Arab Saudi teguh berpegang pada prinsip Satu-Tiongkok dan tidak akan pernah mendukung tindakan separatis apa pun yang menganjurkan "kemerdekaan Taiwan," katanya, dan menambahkan bahwa memanjakan "kemerdekaan Taiwan" bertentangan dengan prinsip hukum internasional tentang non-intervensi dalam urusan internal dan sama saja dengan membiarkan berbagai kekuatan separatis mengganggu stabilitas global.

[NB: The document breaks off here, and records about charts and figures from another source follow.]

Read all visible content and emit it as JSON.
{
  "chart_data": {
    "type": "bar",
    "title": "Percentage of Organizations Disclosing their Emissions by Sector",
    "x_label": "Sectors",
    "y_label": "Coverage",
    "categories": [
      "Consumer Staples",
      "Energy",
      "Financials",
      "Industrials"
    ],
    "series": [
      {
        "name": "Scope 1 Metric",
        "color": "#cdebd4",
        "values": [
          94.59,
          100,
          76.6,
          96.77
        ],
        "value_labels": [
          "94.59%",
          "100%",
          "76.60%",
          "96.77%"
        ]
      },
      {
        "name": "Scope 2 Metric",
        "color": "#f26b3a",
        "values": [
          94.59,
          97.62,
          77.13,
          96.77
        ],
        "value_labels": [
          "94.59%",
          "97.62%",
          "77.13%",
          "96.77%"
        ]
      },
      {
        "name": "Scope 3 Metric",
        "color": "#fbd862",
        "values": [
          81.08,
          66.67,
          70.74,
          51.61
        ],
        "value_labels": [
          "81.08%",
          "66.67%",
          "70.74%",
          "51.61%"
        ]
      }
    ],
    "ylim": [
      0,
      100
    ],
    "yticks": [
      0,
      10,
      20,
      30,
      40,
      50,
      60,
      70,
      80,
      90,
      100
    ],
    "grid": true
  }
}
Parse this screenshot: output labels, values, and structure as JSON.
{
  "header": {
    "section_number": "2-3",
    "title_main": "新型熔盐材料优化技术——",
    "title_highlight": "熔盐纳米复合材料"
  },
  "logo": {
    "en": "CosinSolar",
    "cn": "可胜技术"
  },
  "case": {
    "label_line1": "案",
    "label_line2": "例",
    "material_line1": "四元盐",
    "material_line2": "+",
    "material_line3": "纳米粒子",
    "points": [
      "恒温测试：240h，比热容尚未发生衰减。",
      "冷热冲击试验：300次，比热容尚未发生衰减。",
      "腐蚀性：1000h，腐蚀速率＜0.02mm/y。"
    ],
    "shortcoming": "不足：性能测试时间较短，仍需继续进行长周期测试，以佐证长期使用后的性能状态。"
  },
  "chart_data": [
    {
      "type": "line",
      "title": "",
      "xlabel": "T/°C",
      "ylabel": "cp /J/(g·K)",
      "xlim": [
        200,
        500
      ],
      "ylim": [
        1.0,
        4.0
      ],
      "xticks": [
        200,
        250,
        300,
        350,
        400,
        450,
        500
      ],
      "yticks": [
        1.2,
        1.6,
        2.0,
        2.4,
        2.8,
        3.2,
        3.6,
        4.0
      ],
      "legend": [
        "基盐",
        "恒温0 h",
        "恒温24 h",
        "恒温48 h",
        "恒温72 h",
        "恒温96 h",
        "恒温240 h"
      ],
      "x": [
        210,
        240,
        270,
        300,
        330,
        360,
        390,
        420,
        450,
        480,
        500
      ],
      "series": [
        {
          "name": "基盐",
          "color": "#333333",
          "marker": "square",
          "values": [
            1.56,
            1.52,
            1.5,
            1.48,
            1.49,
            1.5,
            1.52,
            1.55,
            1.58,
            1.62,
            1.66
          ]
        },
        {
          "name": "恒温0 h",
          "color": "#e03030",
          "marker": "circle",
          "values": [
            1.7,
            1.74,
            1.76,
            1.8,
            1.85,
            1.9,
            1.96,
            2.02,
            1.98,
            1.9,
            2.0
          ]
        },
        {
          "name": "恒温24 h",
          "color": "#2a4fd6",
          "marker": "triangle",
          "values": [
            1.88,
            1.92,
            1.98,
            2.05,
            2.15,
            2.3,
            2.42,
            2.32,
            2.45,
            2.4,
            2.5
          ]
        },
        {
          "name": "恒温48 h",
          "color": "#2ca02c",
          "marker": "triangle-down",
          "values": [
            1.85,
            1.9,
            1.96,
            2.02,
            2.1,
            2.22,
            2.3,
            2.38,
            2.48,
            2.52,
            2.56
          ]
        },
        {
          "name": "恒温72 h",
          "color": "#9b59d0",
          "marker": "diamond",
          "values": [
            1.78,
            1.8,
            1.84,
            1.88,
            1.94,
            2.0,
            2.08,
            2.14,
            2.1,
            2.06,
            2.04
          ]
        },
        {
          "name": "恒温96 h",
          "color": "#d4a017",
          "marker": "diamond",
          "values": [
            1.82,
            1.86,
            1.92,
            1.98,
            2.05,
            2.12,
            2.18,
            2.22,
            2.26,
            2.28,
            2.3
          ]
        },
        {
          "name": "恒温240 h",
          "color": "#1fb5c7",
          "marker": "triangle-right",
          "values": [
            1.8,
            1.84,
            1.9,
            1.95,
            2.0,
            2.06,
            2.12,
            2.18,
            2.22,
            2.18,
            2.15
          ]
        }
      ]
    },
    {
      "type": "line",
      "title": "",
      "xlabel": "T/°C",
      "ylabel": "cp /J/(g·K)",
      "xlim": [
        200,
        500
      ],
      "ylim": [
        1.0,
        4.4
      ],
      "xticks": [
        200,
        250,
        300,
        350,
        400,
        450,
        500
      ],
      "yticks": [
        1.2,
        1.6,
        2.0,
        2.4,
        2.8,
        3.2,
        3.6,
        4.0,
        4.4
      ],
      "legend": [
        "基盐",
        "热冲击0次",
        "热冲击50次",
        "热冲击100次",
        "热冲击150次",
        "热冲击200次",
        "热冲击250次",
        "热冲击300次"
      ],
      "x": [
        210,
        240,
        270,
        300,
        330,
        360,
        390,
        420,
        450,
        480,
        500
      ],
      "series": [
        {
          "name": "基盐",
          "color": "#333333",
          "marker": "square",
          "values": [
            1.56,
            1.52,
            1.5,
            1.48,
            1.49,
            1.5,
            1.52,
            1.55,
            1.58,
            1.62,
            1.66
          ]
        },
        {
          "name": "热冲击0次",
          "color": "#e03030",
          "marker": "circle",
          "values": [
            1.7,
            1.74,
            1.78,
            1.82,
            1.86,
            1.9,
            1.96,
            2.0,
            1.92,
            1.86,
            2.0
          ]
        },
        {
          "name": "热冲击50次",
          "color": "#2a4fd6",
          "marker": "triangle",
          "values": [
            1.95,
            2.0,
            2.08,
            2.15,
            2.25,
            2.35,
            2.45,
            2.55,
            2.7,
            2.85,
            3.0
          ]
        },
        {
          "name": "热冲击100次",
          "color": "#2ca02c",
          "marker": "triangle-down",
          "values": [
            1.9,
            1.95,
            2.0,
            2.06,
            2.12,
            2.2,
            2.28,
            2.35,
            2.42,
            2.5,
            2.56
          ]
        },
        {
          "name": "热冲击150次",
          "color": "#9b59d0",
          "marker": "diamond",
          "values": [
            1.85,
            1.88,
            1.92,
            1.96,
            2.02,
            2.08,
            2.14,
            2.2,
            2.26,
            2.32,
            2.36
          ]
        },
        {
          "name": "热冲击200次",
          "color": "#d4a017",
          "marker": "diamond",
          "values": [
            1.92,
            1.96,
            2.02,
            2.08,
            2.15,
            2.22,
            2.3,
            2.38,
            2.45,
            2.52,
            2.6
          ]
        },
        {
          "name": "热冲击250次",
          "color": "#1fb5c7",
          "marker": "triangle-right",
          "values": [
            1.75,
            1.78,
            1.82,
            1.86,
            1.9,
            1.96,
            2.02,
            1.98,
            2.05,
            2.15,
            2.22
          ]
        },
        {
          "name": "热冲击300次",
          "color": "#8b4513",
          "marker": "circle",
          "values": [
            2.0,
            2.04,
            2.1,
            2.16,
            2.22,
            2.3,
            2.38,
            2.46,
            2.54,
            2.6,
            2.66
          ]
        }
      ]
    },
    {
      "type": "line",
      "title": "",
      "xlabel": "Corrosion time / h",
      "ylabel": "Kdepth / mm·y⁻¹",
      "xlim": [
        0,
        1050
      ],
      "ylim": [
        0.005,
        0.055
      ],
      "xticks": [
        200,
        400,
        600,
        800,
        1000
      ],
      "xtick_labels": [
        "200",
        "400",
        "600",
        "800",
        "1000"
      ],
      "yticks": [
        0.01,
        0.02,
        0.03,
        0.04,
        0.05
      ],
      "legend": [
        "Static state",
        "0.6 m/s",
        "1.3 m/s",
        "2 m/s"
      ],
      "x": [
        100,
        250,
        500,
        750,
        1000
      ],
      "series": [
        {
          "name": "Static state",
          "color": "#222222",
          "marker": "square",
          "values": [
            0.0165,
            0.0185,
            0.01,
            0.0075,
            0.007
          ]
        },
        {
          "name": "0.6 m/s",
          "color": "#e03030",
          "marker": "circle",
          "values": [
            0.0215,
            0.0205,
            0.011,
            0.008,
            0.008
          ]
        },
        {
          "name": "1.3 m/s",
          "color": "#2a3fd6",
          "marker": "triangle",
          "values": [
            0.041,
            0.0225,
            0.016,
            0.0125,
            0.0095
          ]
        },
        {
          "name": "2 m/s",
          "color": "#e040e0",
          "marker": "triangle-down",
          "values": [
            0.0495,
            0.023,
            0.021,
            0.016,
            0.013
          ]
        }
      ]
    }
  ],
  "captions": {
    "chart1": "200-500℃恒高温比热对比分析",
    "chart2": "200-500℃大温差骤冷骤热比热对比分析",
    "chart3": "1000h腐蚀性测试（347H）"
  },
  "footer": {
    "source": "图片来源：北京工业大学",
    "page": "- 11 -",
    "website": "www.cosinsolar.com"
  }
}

Ia mencatat bahwa Arab Saudi sangat menghargai pencapaian pembangunan Tiongkok yang luar biasa dan bersedia untuk mempertahankan pertukaran tingkat tinggi yang erat dengan Tiongkok, belajar dari pengalamannya yang maju, dan memperdalam kerja sama dalam perdagangan, investasi, energi, dan ekonomi sirkular untuk mencapai hasil yang bermanfaat dan saling menguntungkan.
Arab Saudi menantikan KTT Negara-Negara Arab-China kedua dan KTT Tiongkok-Dewan Kerja Sama Teluk (GCC) yang akan diadakan di Tiongkok tahun depan, dan siap untuk melakukan persiapan penuh sambil secara aktif memajukan negosiasi Perjanjian Perdagangan Bebas China-GCC, kata Menteri Saudi tersebut.
Ia menambahkan bahwa Arab Saudi menyambut lebih banyak perusahaan Tiongkok untuk berinvestasi dan beroperasi di negara tersebut dan bersedia menawarkan lebih banyak kebijakan preferensial.
Ia mencatat bahwa Arab Saudi sangat menghargai peran penting Tiongkok dalam urusan internasional, khususnya pendiriannya yang berprinsip dan adil terhadap isu-isu seperti Palestina. Arab Saudi mendukung serangkaian inisiatif global yang diusulkan oleh Xi dan bersedia memperkuat komunikasi dan koordinasi multilateral dengan Tiongkok untuk melindungi kepentingan bersama negara-negara berkembang dan bersama-sama memajukan proses multipolarisasi, tambahnya.
Kedua pihak juga bertukar pandangan tentang isu-isu internasional dan regional, termasuk perkembangan di Timur Tengah dan Afghanistan.
Setelah pertemuan tersebut, Wang Yi dan Faisal bin Farhan Al Saud bersama-sama menandatangani perjanjian tentang pembebasan visa timbal balik bagi pemegang paspor diplomatik, dinas, dan khusus dari kedua negara.